Probably the only way to deal with virus is to get rid of the device. Sensing the gravity of the matter and admitting that its users have been compromised, WhatsApp filed a suit in October 2019 in California. NSO, the parent company of Pegasus, is opposing the suit on the ground of sovereignty and want of notice. Now other IT giants have also joined the said suit and Amazon Cloud has banned Pegasus on its portal.
The need for further directions from the courts in respect of 65 B Certificate is highlighted by many instances. In the matter of Dr. Shoma Sen Vs. State of Maharashtra (pending Petition in the Bhima Koregaon case) Arsenal, a reputed cyber forensic agency was able to show that the lap top of Mr Wilson was compromised much before the alleged offence was committed and hence prosecution was sought to be quashed. In this case forensic experts claimed that the digital evidence relied upon by NIA in filing the charge sheet, was planted.
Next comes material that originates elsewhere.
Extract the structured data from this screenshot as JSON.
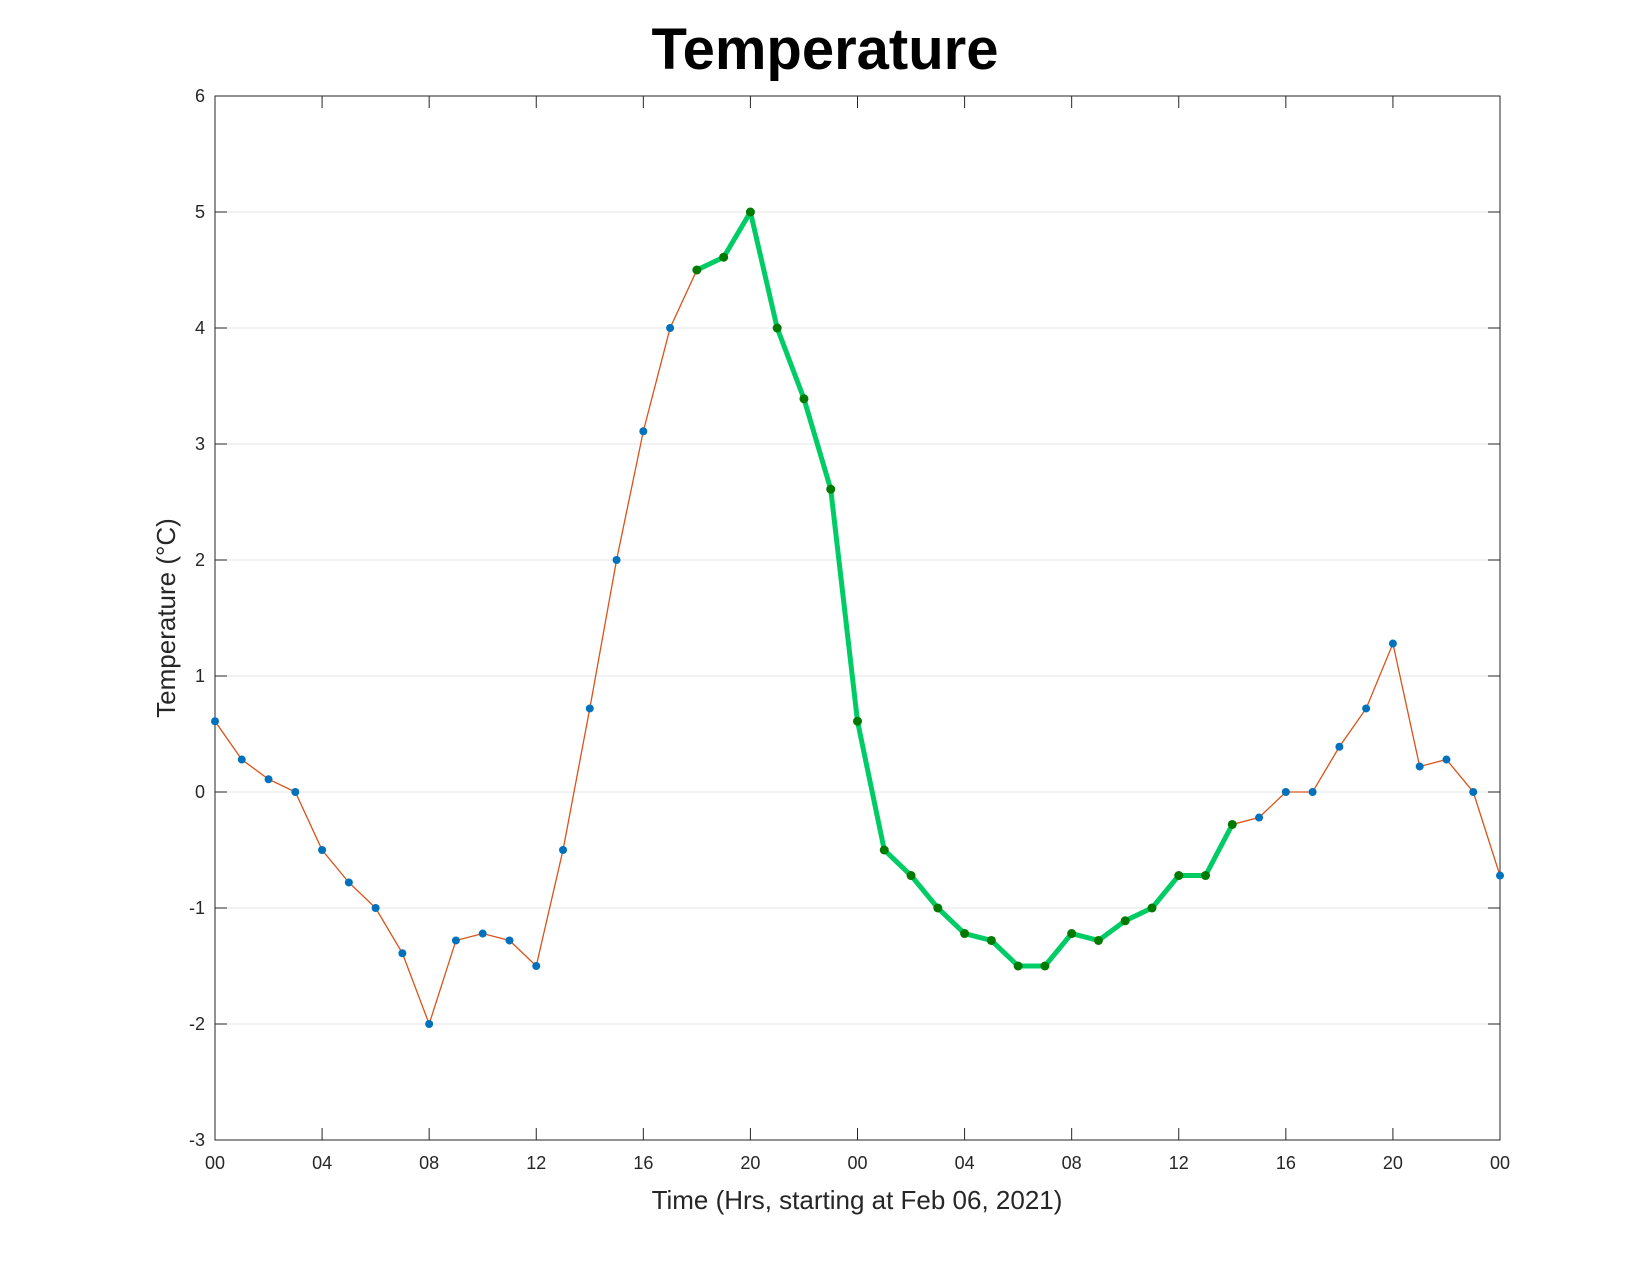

While the NIA has challenged Arsenal’s findings, if an FIR is filed against any person by Agencies like NIA / CBI / EOW / ED and custody is sought on the basis of Digital Evidence, such a person may have to spend a long time in prison durng the pendancy of the trial, even though ultimately it may be proved that the evidence was false.
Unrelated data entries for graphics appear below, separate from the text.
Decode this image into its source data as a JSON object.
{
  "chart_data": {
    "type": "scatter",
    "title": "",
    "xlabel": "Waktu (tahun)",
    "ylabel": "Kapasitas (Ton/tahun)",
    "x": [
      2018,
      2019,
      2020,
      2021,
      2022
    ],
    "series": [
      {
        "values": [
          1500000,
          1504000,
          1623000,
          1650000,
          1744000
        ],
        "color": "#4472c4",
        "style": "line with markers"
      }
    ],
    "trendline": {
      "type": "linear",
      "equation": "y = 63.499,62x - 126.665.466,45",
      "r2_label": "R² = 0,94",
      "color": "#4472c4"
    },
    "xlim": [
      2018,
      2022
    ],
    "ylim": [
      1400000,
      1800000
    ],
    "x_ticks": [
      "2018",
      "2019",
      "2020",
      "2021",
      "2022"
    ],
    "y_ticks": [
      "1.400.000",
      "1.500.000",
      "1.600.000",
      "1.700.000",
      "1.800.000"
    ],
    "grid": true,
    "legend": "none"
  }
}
Today hacking has become a child’s play and the tools for this are easily available on the Darknet, which is a web world that is securely managed by anonymous operators whose communication channels are difficult to decode even by the best security agencies.
The DARK market caters to all forms of human need, greed and perversion and has multiple non-detectable payment options including Crypto currency. The protocol in DARKNET gives it a high degree of anonymity and it is difficult for even countries with the best of the tools to find the users.
In countires like India, with investigating agencies using outdated technology, the task is insurmountable. This state of affairs is highlighted by the case of a Pune businessman, Late Mr. Deepak Shah, who was charge sheeted for creating the profile of a woman unknown to him. When the police came to arrest him he was in the ICU after a bypass surgery. The police had failed to understand the time difference in the American and Indian formats and had come to charge him on the basis of misinterpreted information.
In such a scary scenario it is important for the court to give directive to the state investigative agencies that they need to certify that the evidence they are using against an accused has not been tampered with. If such a direction had been in existence, probably Father Stan Swamy would have been alive today and the pune businessman would have been saved the blushes.